Thursday, August 6, 2009
Untitled.

Its 12:45 AM and i need to pee. I'm in my room, no lights are on except for the glow of my lap top. (yes my lap top glows. Its is the Savior of lap tops) There's no sound. None. Monotonous. Listening to my ipod, Couldn't stand the silence. I leave my pod on shuffle it plays a random song each time i press play and the song it goes to? "Thinking of You" by Katy Perry. Bah-Humbergh! I need to clean my room. Badly. there's dust bunnies everywhere, pens scattered accross the floor, tiny scraps of paper, and my comforter has found sanctuary by being bunched up in a corner. gah. I found a picture online, it's really pretty, thinking of this gives me peace. A comforting feeling, knowing that in my dreams he'll always be with me. Willingly. In my dreams our love will never end and we'll spend everyday falling deeper and deeper in love, staring up at the sky like the couple in this photograph. Wait erase that, we ARE the couple holding hands, in love, Knowing it's just them on earth at that moment, having no worries, having nothing but adoration towards each other.
It's just you & i.
Sunday, August 2, 2009
Kiss Me Quick but Make it Last....
He's everyehere. And i do mean everywhere. He's in my dreams, where he is making me trip over my feet, drool, and make my mind blank when he looks at me or speaks to me, he makes me laugh out loud while im asleep. he's always on my mind which only makes it seem like im insane because either im giggling or i have a permanent smile attatched and no way to wipe it off. most of all he's always around, Im walking down the street i see someone who looks like him.
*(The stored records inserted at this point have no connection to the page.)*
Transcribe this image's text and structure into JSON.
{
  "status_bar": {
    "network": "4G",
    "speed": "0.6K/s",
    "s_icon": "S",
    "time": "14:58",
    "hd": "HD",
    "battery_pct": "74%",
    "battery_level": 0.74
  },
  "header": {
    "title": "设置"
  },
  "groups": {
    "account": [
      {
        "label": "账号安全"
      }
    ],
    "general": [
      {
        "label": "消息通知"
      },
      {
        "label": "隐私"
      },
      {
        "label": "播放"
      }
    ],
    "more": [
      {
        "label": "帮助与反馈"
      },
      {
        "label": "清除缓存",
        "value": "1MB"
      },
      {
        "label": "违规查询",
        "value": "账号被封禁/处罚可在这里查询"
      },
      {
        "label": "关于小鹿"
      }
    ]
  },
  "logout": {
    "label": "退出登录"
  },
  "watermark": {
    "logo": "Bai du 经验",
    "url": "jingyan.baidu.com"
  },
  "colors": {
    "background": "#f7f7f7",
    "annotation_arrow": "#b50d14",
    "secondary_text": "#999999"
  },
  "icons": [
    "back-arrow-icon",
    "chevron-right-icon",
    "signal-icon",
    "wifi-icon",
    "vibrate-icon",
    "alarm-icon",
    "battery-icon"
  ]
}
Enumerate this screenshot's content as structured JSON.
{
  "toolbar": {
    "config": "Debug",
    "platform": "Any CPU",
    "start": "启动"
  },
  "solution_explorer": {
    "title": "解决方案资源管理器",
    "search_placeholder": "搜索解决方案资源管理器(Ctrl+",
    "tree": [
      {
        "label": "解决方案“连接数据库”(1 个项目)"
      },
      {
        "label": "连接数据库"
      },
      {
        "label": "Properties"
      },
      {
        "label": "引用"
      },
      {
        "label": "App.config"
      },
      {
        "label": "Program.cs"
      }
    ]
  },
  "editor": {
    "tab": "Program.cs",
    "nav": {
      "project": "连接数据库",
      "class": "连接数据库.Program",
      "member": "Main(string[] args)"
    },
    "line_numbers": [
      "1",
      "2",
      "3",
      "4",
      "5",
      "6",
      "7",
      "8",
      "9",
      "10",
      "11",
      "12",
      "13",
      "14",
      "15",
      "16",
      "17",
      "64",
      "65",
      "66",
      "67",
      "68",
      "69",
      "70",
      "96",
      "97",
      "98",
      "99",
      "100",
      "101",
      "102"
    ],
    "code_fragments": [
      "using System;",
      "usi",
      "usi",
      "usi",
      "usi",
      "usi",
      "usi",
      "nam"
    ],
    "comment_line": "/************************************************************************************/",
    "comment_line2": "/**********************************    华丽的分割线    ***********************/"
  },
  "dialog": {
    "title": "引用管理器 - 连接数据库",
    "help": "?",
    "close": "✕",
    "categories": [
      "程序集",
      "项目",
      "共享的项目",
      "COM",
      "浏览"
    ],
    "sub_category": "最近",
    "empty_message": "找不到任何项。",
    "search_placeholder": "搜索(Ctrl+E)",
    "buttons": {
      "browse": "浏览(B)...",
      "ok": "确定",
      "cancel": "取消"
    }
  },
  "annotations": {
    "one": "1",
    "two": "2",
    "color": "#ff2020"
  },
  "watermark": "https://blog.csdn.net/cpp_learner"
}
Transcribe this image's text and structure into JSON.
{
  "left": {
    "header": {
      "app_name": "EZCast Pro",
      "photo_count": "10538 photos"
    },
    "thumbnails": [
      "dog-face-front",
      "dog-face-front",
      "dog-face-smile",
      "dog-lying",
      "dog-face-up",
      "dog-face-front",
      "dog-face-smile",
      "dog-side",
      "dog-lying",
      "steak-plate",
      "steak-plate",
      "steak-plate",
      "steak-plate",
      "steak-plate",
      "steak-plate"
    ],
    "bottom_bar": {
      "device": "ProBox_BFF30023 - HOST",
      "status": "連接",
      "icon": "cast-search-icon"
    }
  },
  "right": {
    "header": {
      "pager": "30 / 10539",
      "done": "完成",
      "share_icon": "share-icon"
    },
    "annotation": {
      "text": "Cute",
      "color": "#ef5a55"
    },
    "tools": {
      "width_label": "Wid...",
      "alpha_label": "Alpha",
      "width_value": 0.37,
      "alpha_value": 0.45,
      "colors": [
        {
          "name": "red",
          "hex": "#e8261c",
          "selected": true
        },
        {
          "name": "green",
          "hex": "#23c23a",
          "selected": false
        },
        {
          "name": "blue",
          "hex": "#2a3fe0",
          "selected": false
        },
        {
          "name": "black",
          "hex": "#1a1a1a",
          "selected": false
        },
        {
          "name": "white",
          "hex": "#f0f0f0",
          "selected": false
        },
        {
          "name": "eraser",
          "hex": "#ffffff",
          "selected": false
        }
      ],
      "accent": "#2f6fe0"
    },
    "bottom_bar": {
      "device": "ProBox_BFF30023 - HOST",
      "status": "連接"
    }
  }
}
I can't help but see him everywhere.
Hmm, tired. for once im going to bed before 2 AM.
"I wish i could hear your voice,
Don't leave me alone in this bed.
I wish i could touch you once more,
Dont leave me alone in this bed.
Not tonight. Not tomorrow."
Monday, July 20, 2009
Oops I.....Again?
Vegas, yes the biggest little city in the world. && I am going for my 21st birthday. What was supposed to be a trip with my girlie bestie friend has turned into a semi-massive outing with my girlie bestie, my co-worker bestie &&&&&!!!!!!!!!! The guy i would give anything and everything to be with again. *sigh* yeah i kno what ur thinkin 'Jess whatf is wrong wit u!' but come on it wouldnt be a HAPPY Birthday without him. Funny thing is im stoked! By the way, i am also attending his graduation. tehehe.